David Bruce

David Bruce

David Kirkparick Bruce was born in 1898 in Baltimore, Maryland in 1898. After graduating from Princeton University he entered the diplomatic service.

Bruce served in the United States Army during the Second World War. He was head of the Office of Strategic Services (OSS) in London and in 1944 took part in the liberation of Paris. After the war he worked for the European Cooperation Administration.

President Harry Truman appointed Bruce as the US Ambassador to France (1949-52). According to Evan Thomas (The Very Best Men) Bruce discovered that the CIA was involved in a plot to overthrow the government of Guatemala in 1952. Bruce joined forces with the Secretary of State, Dean Acheson, to persuade Truman that "overthrowing the duly elected government of a Central American country would do more harm than good."

Bruce moved to Washington where he associated with a group of journalists, politicians and government officials that became known as the Georgetown Set. This included Frank Wisner, George Kennan, Dean Acheson, Richard Bissell, Desmond FitzGerald, Joseph Alsop, Stewart Alsop, Tracy Barnes, Thomas Braden, Philip Graham, Clark Clifford, Walt Rostow, Eugene Rostow, Chip Bohlen, Cord Meyer, James Angleton, William Averill Harriman, John McCloy, Felix Frankfurter, John Sherman Cooper, James Reston, Allen W. Dulles and Paul Nitze.

Most men brought their wives to these gatherings. Members of what was later called the Georgetown Ladies' Social Club included Katharine Graham, Mary Pinchot Meyer, Sally Reston, Polly Wisner, Joan Braden, Lorraine Cooper, Evangeline Bruce, Avis Bohlen, Janet Barnes, Tish Alsop, Cynthia Helms, Marietta FitzGerald, Phyllis Nitze and Annie Bissell.

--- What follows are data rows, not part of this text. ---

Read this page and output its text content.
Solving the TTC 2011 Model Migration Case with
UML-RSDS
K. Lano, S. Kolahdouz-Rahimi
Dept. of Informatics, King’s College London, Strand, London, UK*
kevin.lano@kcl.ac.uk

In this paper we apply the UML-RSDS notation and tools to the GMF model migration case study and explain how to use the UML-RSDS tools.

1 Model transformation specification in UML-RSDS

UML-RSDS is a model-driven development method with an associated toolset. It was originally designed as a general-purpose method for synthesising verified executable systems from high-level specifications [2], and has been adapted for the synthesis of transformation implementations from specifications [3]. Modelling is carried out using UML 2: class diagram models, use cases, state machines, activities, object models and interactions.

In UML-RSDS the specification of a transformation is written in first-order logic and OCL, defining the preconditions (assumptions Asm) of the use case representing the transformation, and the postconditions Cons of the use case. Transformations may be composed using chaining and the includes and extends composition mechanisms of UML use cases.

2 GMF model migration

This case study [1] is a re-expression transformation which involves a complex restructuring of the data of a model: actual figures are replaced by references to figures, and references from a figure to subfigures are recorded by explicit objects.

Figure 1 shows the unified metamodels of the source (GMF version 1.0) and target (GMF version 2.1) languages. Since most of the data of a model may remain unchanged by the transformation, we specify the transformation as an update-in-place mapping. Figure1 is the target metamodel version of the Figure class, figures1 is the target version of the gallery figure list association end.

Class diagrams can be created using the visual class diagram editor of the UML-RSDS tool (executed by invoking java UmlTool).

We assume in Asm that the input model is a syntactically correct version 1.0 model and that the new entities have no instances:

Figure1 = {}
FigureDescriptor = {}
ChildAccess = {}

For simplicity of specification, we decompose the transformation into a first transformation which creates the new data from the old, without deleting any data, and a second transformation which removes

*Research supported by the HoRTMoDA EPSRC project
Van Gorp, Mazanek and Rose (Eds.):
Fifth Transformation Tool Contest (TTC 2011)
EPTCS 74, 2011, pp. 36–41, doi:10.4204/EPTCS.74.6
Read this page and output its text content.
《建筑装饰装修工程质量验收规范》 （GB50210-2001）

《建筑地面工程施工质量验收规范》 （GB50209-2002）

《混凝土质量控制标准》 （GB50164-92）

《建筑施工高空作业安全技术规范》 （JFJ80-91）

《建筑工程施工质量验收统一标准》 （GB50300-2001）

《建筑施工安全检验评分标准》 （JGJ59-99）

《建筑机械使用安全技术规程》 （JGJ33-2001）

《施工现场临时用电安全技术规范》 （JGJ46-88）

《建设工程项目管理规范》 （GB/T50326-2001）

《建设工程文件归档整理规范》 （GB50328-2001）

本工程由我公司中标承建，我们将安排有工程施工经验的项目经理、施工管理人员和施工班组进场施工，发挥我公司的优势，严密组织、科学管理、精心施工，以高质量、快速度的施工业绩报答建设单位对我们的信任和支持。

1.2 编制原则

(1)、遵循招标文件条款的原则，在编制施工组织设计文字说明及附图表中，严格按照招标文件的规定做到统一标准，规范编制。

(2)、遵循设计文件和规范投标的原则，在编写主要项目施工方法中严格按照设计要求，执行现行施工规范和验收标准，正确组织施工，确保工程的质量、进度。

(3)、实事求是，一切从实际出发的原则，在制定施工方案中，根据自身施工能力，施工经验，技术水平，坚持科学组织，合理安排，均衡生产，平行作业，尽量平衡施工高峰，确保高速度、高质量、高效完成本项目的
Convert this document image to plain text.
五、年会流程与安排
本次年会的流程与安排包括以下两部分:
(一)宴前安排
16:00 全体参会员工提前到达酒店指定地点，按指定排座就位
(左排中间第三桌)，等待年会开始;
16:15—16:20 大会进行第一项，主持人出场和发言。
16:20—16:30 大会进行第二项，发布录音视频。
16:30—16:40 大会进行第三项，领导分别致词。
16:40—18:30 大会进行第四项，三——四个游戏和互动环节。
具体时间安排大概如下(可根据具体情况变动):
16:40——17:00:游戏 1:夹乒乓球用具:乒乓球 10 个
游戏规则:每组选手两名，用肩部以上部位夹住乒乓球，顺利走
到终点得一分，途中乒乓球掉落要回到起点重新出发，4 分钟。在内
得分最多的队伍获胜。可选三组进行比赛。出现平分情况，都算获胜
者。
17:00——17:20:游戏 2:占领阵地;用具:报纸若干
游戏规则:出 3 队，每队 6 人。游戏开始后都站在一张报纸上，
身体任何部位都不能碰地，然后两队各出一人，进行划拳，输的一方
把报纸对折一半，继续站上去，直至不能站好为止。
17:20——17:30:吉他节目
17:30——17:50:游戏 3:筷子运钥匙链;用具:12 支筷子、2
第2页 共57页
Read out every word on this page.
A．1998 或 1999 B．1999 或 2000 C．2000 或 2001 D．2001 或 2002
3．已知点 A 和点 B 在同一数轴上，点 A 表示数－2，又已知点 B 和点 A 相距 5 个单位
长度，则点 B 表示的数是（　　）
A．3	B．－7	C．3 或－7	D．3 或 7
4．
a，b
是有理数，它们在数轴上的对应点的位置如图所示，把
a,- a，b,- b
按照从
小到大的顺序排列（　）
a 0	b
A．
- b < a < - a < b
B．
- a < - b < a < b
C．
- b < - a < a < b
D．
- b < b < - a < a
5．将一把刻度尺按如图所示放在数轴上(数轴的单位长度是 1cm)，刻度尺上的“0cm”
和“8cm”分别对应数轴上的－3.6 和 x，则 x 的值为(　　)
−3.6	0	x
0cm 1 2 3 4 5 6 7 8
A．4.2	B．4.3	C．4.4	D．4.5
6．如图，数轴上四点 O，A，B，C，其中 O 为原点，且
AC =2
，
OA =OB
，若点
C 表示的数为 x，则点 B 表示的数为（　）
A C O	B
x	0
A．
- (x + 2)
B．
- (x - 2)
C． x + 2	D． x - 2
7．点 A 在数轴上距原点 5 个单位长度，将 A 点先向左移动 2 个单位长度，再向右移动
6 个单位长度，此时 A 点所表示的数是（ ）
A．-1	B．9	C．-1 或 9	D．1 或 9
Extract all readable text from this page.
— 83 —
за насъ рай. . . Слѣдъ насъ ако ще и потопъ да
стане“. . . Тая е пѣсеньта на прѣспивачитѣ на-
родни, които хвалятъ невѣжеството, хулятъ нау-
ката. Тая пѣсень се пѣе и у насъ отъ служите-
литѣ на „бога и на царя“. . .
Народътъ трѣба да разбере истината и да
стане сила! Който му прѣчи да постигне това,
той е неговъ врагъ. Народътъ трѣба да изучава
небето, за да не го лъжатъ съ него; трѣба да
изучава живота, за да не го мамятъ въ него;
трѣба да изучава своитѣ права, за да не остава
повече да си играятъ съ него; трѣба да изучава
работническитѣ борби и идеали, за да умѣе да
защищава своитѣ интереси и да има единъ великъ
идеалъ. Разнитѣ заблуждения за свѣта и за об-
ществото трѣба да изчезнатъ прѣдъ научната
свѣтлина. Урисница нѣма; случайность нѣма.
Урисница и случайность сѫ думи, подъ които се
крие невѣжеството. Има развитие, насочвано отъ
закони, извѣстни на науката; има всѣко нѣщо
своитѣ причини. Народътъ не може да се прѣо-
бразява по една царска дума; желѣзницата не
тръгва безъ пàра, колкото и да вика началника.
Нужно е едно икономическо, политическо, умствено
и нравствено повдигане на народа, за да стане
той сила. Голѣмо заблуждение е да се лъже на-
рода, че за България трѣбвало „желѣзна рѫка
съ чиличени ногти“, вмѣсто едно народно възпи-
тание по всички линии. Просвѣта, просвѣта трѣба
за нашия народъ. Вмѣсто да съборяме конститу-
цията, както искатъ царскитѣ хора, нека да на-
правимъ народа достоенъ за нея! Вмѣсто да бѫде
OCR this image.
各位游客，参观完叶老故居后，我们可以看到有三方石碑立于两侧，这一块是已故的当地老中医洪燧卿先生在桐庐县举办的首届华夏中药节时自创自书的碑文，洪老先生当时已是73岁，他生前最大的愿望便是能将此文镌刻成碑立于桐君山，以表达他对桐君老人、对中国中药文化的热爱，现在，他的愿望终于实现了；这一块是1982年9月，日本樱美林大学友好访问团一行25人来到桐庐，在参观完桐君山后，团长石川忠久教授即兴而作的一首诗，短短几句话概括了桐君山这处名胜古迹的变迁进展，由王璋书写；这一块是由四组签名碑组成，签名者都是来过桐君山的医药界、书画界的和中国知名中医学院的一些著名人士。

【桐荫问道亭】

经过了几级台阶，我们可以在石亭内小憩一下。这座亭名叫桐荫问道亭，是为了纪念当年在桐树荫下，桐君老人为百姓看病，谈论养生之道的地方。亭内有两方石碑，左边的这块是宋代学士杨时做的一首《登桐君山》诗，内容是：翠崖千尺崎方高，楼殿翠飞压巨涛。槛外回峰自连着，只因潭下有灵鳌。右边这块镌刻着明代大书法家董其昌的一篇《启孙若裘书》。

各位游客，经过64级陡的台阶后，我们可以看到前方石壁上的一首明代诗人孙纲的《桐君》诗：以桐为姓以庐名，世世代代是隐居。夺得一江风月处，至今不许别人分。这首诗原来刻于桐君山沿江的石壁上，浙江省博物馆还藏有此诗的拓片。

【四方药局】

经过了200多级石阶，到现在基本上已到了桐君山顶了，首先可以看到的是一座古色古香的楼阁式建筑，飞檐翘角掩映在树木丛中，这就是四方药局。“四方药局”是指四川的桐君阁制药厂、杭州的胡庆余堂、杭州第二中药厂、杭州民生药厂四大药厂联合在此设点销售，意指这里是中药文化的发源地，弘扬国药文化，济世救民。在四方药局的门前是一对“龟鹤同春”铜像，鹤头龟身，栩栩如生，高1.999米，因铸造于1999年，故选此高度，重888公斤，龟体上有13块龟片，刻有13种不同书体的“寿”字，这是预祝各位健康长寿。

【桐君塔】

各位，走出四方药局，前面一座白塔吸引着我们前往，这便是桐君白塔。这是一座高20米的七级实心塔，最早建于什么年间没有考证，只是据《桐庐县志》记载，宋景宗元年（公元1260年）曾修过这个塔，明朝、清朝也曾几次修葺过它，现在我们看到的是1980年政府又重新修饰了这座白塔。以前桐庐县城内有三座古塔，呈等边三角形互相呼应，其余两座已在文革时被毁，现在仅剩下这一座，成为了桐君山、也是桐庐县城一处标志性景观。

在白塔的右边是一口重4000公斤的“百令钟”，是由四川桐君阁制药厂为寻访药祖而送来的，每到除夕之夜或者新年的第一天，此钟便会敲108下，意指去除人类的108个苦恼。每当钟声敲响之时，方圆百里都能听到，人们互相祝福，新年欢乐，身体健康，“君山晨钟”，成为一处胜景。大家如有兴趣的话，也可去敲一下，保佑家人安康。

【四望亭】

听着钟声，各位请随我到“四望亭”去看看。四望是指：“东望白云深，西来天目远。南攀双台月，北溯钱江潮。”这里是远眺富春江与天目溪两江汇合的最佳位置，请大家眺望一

In 1956 President Dwight Eisenhower appointed Bruce as a member of the President's Board of Consultants on Foreign Intelligence Activities (PBCFIA). Eisenhower asked Bruce to write a report on the CIA. It was presented to Eisenhower on 20th December, 1956. Bruce argued that the CIA's covert actions were "responsible in great measure for stirring up the turmoil and raising the doubts about us that exists in many countries in the world today." Bruce was also highly critical of Operation Mockingbird. He argued: "what right have we to go barging around in other countries buying newspapers and handling money to opposition parties or supporting a candidate for this, that, or the other office."

Eisenhower appointed Bruce as US Ambassador to West Germany (1957-59). He returned to office when President John F. Kennedy made him Ambassador to Great Britain in 1961. He held the post until the resignation of Lyndon B. Johnson.

David Kirkparick Bruce died in 1977.